The Annunciation



In spite of certain faults, the Annunciation remains a lovely and original picture, in which shortcomings of composition are outweighed by beauties of detail and of mood. No other work of Leonardo does so much to support Vasari's account of his early sympathy with nature. Other painters of his century had painted nature decoratively or accurately, but none, unless it were the blessed Angelico, had interpreted her moods, and used them to set the emotional key of a picture. In the Annunciation Leonardo has taken one of the simplest and most touching of all such moods--the moment after rain when trees are black against a grey evening sky--and by total lack of over-emphasis has deprived it of the sentimental character it too easily assumes. The distant view of a river with high hills beyond is more in the Flemish fashion than any other of Leonardo's backgrounds, but the lesser landscape to the left of the angel, dimly perceptible through the dirt and varnish, has the personal vision of the Uffizi drawing. Even more strongly Leonardesque are the flowers in the foreground. The artists of the quattrocento had spread their flowers like verdure tapestry, or drawn them in isolation, like botanical specimens, but Leonardo has given to his flowers and grasses something of the turbulence which he felt to be the essence of nature. They twist and surge like little waves over the space between the angel and the Madonna, giving vitality to what would otherwise have been a dead area in the composition.
Soon after the Annunciation Leonardo must have painted the portrait of a lady in the Liechtenstein Collection. It is based on the same sequence of tones as the angel's head--the pale flesh, the dark mass of foliage, the luminous grey sky; but the head is more firmly modelled than the Virgin Annunciate, and must be slightly later. The Liechtenstein portrait is of an exquisite melancholy beauty, far outside the range of Verrocchio and beyond the power of Credi; and personally I have little doubt that it is the portrait of Ginevra Benci, mentioned in Vasari and the Anonimo Gaddiano, although Vasari says that this was painted during Leonardo's second Florentine period. It seems to represent a lady called Ginevra, for not only does a bush of juniper form the background of her head, but on the reverse of the panel is a sprig of juniper encircled by a wreath of laurel and palm. Ginevra Benci was married in January 1474, and this is a possible date for the picture on grounds of style. Like so many Florentine portraits it was probably painted to celebrate the marriage.  
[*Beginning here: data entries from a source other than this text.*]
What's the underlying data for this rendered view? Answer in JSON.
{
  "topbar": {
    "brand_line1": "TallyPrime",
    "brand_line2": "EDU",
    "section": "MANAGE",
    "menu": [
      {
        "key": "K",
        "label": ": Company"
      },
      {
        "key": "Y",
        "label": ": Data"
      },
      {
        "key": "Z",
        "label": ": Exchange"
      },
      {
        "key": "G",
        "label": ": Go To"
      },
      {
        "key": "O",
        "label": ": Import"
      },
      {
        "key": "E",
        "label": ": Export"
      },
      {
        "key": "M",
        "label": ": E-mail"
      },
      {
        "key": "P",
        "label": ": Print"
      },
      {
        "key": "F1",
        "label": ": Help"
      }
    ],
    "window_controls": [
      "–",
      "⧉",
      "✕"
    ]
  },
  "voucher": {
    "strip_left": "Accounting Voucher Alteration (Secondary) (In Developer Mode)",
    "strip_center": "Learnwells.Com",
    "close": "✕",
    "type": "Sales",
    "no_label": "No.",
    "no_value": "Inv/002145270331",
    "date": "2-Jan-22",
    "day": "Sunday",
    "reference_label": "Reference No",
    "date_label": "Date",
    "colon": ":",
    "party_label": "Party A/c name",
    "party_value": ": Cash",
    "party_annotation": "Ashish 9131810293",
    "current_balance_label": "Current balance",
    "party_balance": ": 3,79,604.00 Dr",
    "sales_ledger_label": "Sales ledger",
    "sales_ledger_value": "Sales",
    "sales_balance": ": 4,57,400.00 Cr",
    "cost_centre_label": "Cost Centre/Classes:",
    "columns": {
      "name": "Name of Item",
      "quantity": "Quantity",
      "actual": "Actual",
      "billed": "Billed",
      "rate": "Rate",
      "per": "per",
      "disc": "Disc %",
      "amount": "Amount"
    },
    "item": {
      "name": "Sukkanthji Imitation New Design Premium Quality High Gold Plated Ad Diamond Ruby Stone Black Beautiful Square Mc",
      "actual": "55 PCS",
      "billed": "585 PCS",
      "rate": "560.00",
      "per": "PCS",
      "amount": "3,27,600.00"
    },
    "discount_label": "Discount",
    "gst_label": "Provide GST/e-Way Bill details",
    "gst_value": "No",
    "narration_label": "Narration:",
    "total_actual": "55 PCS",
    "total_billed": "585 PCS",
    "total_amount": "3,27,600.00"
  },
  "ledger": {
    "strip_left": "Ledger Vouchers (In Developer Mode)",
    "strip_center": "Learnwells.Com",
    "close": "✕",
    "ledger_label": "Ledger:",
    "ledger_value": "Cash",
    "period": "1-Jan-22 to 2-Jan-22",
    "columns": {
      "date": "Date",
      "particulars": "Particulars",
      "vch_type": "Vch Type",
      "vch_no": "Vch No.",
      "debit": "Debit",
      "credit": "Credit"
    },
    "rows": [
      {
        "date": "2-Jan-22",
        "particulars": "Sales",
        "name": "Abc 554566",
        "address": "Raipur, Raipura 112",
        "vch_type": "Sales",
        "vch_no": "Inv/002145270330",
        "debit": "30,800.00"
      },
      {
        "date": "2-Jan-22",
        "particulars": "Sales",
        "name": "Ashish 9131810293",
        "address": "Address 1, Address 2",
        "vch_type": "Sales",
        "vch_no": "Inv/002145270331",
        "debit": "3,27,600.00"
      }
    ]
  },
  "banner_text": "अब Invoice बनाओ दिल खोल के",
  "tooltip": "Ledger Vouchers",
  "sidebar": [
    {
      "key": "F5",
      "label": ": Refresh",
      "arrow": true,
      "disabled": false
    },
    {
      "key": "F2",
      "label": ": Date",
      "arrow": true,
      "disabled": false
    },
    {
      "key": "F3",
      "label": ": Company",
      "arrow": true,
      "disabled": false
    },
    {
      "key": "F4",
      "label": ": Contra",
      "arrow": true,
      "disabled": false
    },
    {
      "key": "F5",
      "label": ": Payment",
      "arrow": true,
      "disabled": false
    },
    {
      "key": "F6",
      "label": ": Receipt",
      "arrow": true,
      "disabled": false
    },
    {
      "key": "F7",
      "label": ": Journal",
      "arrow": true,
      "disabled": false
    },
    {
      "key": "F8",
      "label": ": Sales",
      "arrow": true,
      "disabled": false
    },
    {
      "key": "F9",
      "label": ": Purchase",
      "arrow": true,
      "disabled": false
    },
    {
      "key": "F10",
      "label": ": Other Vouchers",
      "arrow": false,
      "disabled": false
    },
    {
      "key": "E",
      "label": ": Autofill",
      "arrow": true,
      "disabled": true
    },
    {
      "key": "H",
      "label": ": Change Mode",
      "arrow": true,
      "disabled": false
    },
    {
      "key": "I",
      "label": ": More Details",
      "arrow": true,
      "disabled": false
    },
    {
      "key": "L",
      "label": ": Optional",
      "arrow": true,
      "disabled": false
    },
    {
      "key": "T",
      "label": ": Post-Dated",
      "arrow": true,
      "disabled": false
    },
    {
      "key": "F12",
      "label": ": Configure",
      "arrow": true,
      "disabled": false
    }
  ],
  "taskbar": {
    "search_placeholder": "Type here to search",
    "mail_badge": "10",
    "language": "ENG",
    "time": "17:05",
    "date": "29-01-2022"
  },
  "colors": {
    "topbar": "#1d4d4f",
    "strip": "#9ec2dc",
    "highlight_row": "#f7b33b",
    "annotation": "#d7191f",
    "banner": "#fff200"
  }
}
We can guess by its unusual shape that the picture has been cut at the bottom, and this fact is confirmed by the truncated wreath at the back. By completing the curve of the wreath and allowing for decorative ribbons, etc., we can calculate that the amount cut off must have been at least nine centimetres, which would give it the classical proportion of 3 to 4. This would also make it large enough to contain the lady's hands, and Bode, who was the first scholar to give the picture full attention, suggested that these hands were known to us in a famous and beautiful silverpoint drawing at Windsor. The hands at Windsor, with their longjointed fingers, are like enough to those of the Virgin in the Uffizi Annunciation, and the style of the drawing is just possible for 1474. We may perhaps doubt whether at that date Leonardo was capable of the wonderful firmness and mastery of this drawing; if he was, the scarcity of his early work becomes even more surprising. Assuming that the drawing was for the Ginevra, we see that the fingers of her right hand would have been touching the lower laces of her bodice; and in the picture these laces are in fact repainted. Unfortunately, we can tell from the back that the bottom of the picture has been damaged and the old paint has flaked away, so that an X-ray would not reveal the vanished fingers.